While attending the ADASS XXV meeting in Sydney, I heard this excellent presentation by Steve Berukoff 0n data management at the National Solar Obervatory’s Daniel K. Inouye Solar Telescope, now under construction on Haleakala, Maui, Hawaii. The telescope is due for completion in Q4 2019, and will then be the world’s largest-aperture national facility solar telescope. It has a planned lifetime of 44 years, will award time based on competitive proposals, and will maintain a long-term archive and implement an Open Data policy. The DKIST has identified an ambitious 26 topical areas, along with a suite of high-resolution visible & near-IR imaging & spectropolarimetry instrumentation.
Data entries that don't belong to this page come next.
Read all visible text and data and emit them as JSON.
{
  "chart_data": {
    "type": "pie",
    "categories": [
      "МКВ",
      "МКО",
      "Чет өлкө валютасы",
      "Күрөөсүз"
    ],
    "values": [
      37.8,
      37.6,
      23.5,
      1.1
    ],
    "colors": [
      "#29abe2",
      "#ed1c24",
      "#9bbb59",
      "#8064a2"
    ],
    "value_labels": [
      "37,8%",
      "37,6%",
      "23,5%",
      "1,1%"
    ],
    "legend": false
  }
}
This ambitious program gives rise to some serious challenges in data management. This chart summarizes the scale of the storage and curation challenges:
The data management team are preparing themselves to handle the data and the metadata when the telescope sees first light. This includes the development of adaptive metadata handling algorithms that will lead to the semi-autonous production of calibrated data sets.
The part of the talk I particularly enjoyed was the discussion on scalable storage approaches. The traditional RAID approach offers bit loss protection and fault tolerance at the expense of slow rebuilds and poor scalability per dollar. The team has instead started looking at object and block based storage. This chart compares them side by side:
Object storage looks very promising. It is widely used in, e.g., cloud storage, Open Stack Swift and others. In particular, it supports Erasure Coding and “Information Dispersal,” whereby data are divided into m fragments, then recoded into n (n>m) fragments. After assigning object IDs to all fragments, they can be dispersed into a storage system, and the system can recover the data from any m fragments. The technique offers :
- Better storage costs at scale than RAID
- Extreme scalability
- Excellent aggregate bandwidth (10s Gbps)
- “Self-healing,” in which the system determines bit loss and replaces replicates the data correctly.
I hope the team continues to report on progress as they develop their data management system, as I think they will learn much of value to the rest of astronomy.
I wish to thank Dr Steve Berukoff for his assistance in preparing this post.